Ik ben penningmeester van een stichting en probeer al bijna een jaar ook tekeningsbevoegd worden, zodat het personeel dat bij de stichting in dienst is, op een fatsoenlijke manier uitbetaald kan worden. Een lange stroom formulieren en veel frustrerende telefoontjes later krijgt de bank in kwestie het niet voor elkaar, en heb ik het helemaal gehad. Gisteren trok ik, op een manier waar SIRE tegen waarschuwt, uiteindelijk een arme telefonist volstrekt door de telefoon, zoals dat heet. Ik dreigde met televisieprogramma’s, namen van bazen, opzeggen van mijn rekening en eis op veel te hoge toon dat ik onmiddelijk doorverbonden word met de baas van de telefonist.
Dezelfde middag was het geregeld. Op zich een overwinning, maar niet een waar ik erg vrolijk van word. Ten eerste kost het natuurlijk toch energie en emotie om zo uit te varen tegen zo’n arme telefonist die er ook niets aan kan dan doen dat hij volgens een protocol moet werken, maar bovenal omdat ik me realiseer dat het, als ik braaf was blijven afwachten, niet gelukt zou zijn de overdracht te regelen.

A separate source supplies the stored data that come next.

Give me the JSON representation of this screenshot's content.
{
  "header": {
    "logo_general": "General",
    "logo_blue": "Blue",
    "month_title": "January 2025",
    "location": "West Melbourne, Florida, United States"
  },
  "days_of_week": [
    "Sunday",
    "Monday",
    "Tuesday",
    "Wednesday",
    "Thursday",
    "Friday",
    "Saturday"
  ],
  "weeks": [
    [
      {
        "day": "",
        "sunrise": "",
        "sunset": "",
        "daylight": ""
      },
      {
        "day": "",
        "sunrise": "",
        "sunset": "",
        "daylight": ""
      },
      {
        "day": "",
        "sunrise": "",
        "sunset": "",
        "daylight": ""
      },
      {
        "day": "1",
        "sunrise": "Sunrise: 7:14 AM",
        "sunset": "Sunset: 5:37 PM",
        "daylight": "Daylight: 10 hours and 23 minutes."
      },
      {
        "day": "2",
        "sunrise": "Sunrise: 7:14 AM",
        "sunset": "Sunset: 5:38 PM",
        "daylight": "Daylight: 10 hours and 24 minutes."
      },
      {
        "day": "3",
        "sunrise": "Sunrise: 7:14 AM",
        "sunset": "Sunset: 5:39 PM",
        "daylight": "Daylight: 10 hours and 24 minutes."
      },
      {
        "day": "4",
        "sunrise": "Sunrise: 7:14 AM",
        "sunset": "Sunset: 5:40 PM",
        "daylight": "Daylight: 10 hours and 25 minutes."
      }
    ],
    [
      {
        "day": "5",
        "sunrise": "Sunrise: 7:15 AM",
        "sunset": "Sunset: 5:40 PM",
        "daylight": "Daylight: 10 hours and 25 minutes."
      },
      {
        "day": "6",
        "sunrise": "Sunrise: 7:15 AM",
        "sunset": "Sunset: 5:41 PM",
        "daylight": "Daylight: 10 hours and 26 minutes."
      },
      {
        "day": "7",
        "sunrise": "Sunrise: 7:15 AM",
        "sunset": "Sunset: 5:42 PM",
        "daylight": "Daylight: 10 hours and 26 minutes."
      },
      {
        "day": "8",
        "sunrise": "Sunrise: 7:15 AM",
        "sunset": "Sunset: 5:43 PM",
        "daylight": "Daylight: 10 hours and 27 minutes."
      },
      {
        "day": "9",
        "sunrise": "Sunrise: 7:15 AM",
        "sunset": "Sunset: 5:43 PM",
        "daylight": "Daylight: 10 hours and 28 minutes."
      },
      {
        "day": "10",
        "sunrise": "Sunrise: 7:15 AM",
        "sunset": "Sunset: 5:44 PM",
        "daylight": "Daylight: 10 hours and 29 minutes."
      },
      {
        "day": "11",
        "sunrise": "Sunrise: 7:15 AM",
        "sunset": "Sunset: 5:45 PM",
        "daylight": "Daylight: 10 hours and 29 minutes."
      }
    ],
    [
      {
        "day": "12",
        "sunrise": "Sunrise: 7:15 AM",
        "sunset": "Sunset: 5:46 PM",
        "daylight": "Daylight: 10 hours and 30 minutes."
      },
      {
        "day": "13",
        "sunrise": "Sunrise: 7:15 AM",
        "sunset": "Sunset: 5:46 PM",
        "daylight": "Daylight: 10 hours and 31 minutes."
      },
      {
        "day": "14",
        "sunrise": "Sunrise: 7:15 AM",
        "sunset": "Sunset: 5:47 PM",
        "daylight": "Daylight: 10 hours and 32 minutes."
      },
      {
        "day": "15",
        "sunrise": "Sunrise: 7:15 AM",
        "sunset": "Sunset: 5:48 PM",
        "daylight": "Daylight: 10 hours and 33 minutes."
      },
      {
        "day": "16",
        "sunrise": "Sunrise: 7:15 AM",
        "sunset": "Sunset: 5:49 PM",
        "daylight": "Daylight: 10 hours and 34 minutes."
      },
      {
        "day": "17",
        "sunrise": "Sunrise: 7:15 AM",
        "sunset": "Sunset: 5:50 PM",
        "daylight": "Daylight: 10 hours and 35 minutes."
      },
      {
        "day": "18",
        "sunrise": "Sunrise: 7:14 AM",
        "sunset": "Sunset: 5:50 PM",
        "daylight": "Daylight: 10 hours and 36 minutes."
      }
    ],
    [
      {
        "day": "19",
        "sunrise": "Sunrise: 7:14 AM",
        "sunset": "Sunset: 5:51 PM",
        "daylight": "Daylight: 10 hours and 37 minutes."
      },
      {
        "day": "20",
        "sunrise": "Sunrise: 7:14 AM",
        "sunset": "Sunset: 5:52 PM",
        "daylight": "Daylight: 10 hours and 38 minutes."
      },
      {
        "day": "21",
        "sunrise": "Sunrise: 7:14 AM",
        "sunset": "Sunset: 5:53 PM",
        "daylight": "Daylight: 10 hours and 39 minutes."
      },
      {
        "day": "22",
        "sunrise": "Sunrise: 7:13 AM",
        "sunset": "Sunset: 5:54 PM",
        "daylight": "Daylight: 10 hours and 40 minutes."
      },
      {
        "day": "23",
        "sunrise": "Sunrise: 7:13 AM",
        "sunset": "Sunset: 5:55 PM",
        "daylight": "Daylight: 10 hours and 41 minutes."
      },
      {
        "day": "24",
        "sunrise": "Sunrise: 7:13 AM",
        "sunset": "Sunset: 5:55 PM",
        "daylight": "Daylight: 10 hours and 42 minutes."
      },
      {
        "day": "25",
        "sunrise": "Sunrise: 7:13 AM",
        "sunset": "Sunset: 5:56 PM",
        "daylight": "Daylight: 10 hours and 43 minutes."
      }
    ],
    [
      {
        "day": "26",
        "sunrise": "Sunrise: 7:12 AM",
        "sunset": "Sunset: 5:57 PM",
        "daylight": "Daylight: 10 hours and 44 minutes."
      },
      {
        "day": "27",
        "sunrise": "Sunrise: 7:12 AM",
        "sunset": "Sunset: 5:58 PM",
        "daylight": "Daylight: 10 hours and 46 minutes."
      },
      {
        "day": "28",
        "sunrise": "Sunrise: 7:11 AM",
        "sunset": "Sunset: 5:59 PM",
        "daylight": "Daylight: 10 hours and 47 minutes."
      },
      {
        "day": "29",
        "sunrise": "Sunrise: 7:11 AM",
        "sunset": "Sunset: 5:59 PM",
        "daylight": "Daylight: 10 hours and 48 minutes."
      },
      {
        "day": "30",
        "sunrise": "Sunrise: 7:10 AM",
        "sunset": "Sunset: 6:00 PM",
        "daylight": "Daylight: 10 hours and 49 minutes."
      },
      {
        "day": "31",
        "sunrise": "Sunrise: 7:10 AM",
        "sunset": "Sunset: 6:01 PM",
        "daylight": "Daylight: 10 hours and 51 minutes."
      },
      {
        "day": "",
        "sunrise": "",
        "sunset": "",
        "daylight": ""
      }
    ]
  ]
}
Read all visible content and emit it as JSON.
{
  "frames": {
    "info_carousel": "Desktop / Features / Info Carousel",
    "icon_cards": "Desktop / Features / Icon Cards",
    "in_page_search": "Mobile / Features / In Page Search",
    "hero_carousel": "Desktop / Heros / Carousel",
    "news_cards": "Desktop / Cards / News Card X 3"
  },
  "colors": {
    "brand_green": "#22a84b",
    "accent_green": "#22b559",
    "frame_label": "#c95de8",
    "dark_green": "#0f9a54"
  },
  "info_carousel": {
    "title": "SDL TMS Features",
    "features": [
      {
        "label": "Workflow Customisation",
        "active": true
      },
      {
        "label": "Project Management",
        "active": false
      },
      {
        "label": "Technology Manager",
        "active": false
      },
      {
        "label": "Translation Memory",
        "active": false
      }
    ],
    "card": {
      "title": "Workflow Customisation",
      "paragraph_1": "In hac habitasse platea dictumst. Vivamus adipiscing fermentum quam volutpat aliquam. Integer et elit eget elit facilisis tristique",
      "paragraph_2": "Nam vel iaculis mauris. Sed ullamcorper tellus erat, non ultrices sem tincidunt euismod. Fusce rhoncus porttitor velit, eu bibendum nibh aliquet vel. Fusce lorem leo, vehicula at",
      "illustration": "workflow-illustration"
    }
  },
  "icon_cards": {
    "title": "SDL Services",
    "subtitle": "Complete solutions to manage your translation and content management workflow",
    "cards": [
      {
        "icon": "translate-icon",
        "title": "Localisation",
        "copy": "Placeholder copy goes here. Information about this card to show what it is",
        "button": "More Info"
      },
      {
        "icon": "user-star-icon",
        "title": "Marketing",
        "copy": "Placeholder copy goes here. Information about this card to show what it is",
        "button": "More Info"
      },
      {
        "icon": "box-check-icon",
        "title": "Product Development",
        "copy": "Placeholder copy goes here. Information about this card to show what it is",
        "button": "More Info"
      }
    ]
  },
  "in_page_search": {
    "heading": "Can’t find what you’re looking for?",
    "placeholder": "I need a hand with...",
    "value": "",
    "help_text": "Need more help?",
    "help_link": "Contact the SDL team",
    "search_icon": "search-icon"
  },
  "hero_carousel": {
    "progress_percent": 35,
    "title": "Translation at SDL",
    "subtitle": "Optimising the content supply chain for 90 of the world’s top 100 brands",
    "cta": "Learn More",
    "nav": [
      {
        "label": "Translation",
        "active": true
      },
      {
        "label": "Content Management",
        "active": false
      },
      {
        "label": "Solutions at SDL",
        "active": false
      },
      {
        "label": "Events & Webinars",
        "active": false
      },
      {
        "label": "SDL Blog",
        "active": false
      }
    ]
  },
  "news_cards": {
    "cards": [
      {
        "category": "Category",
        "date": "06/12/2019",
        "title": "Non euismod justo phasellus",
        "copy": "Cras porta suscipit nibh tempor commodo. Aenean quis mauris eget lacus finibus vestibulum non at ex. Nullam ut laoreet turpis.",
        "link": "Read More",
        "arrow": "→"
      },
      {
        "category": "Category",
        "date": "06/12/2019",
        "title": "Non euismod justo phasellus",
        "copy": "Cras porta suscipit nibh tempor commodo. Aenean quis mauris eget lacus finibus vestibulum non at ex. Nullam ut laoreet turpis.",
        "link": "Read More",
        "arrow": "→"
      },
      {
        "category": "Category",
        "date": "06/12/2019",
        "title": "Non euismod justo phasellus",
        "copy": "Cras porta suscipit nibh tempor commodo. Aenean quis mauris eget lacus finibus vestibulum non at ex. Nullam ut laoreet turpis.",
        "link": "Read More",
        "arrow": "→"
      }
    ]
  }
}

Mensen die verbaal minder begaafd zijn, de regels wat minder kennen, misschien wat minder slim zijn, wat kwetsbaarder zijn, vriendelijk blijven in dergelijke situtaties geen gelijk krijgen. Om moedeloos van te worden.
Op de voorpagina van de NRC staat dat mensen die niet verzekerd zijn, binnenkort alleen nog voor noodhulp in aanmerking komen. In Den Haag heeft onze partijgenoot wethouder Heijnen er voor gezorgd dat alle bijstandsgerechtigden in ieder geval verzekerd zijn. Maar ik voel aan mijn water dat er toch groepen mensen zullen zijn die aan het kortste end gaan trekken omdat verzekeraars klanten mogen gaan royeren.
Even voor de kerstgedachte: heb je bij de telefoniste uiteindelijk wel je excuus gemaakt? Zo niet, zou ik nog wel even doen!